For platforms, however, high-recognition brands like Wuliangye are perfect for grabbing traffic and building user loyalty. But for the brands themselves, and their vast network of authorised distributors, the result is chaos — a pricing system torn apart by algorithms and subsidies.

The issue extends beyond baijiu. Imported wine brands such as Penfolds Bin 407, Cloudy Bay, and Château La Tour Carnet have also seen their prices undercut by online discounts, threatening their positioning in China’s once tightly controlled premium market.

The real problem

According to Wu Yonglei, general manager of Xiamen Fond Wines, Wuliangye’s announcement reflects frustration more than confrontation.

“Platforms like JD and Meituan help brands sell — no one wants to stop that,” Wu said. “But when price wars make offline distributors look bad, brands have to issue public notices to show they’re doing something. If they truly wanted to block sales, they’d sue — not just name a ‘grey list.’”

Wu believes that much of the discounted inventory originates from Wuliangye’s own authorised dealers, pressured by sales quotas and prepayment targets. “Distributors buy large quantities in advance to keep their annual allocations. When sales slow, they unload to e-commerce platforms at lower prices. It’s a structural mismatch between production, policy, and real demand,” he explained.

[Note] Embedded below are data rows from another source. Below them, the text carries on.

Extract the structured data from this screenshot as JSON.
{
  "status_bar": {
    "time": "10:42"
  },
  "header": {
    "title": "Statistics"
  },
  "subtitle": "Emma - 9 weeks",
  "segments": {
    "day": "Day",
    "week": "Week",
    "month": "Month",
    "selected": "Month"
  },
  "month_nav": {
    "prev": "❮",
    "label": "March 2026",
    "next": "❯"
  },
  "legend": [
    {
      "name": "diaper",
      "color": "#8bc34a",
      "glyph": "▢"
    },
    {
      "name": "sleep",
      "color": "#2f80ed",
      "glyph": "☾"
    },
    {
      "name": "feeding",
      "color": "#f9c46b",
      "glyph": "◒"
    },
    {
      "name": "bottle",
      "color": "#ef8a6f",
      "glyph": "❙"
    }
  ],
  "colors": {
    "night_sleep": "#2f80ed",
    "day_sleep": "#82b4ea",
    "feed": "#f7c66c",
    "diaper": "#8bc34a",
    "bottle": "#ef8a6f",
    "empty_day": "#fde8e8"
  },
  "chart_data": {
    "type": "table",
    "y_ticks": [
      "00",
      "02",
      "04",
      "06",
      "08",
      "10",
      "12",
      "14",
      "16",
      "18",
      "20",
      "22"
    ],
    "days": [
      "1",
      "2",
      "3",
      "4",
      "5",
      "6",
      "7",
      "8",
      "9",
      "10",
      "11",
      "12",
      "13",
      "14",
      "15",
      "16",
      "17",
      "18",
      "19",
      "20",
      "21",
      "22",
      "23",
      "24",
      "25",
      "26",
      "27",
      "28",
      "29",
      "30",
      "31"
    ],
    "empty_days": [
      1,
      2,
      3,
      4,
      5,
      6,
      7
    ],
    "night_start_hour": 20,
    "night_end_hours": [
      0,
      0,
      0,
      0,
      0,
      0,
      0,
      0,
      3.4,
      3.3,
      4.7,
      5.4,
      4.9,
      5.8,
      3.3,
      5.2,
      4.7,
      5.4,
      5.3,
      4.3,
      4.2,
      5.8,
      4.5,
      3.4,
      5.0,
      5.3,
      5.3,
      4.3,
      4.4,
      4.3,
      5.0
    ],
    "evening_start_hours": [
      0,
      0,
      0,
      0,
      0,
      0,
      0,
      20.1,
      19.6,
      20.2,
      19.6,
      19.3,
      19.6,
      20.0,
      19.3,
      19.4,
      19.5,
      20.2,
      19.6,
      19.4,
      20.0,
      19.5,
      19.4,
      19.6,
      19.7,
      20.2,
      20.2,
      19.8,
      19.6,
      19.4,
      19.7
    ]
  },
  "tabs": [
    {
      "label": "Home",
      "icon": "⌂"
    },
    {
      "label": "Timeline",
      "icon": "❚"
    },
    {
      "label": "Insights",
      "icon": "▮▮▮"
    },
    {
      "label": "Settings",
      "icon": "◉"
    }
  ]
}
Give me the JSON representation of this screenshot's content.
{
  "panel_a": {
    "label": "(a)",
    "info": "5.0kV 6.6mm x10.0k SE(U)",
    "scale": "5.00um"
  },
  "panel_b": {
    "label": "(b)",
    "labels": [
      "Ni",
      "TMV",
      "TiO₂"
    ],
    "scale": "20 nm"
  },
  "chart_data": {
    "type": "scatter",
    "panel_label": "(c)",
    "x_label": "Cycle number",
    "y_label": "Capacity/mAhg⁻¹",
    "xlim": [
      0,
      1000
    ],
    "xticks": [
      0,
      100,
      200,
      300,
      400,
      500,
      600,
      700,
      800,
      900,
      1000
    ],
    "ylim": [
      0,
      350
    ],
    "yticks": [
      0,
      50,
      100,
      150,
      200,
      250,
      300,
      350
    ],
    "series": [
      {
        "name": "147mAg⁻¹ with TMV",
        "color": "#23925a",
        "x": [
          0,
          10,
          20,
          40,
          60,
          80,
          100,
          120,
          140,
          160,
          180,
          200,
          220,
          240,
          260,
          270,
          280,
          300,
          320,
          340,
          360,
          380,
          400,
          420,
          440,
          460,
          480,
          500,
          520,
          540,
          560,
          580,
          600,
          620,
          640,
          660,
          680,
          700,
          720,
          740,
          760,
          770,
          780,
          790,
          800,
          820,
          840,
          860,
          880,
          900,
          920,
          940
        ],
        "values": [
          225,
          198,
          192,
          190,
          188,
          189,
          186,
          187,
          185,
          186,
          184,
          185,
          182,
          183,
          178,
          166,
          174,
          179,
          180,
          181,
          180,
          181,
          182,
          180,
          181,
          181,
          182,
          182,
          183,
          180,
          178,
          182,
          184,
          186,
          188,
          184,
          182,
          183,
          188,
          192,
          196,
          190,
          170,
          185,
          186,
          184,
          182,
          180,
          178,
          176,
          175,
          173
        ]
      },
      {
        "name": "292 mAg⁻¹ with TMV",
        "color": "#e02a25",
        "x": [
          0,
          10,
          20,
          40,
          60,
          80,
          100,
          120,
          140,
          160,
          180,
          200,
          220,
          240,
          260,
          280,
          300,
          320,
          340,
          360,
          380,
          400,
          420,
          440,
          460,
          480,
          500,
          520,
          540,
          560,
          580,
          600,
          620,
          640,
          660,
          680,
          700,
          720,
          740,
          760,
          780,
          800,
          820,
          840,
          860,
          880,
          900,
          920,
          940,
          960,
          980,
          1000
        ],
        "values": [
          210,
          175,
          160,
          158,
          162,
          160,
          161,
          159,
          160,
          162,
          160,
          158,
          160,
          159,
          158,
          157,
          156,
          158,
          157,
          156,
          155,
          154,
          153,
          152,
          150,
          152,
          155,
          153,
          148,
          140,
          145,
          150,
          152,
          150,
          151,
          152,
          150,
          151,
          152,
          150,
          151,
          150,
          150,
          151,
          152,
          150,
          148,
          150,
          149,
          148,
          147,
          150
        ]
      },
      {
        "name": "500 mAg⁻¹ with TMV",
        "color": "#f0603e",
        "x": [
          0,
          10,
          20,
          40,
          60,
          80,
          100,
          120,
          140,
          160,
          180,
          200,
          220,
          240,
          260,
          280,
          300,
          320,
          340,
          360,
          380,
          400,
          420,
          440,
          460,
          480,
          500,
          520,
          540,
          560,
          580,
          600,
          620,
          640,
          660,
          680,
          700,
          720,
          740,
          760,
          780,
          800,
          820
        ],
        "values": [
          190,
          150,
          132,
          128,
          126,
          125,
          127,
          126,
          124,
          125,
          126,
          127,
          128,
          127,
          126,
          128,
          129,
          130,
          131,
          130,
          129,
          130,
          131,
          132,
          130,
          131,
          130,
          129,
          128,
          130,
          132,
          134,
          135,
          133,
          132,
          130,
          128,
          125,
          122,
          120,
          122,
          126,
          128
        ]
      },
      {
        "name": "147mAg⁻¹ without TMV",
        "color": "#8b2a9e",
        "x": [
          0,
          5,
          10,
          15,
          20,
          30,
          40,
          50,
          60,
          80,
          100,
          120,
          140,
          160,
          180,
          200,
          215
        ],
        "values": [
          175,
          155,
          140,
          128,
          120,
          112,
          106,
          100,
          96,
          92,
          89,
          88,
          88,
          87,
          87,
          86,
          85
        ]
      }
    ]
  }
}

That model worked during the boom years, but in a sluggish economy, it’s proving unsustainable. “Wine brands also have inventory pressure,” Wu added, “but most still maintain stable pricing. That’s why, at this year’s Autumn Sugar & Wine Fair, the baijiu halls were quiet — too much stock, no profit, no incentive to buy more.”

A struggle that goes beyond one brand

Wuliangye’s “grey list” is more than a consumer warning — it’s a window into the broader identity crisis of China’s high-end liquor market. As e-commerce subsidies collide with legacy distribution systems, even the biggest names are losing control of their prices and image.

Caught between the need to maintain premium pricing and the reality of declining consumption, Wuliangye’s battle with instant retail platforms is emblematic of an industry in flux.

How the distiller balances control, transparency, and sales volume could define not only its future — but the fate of China’s entire “famous liquor” hierarchy in the digital age.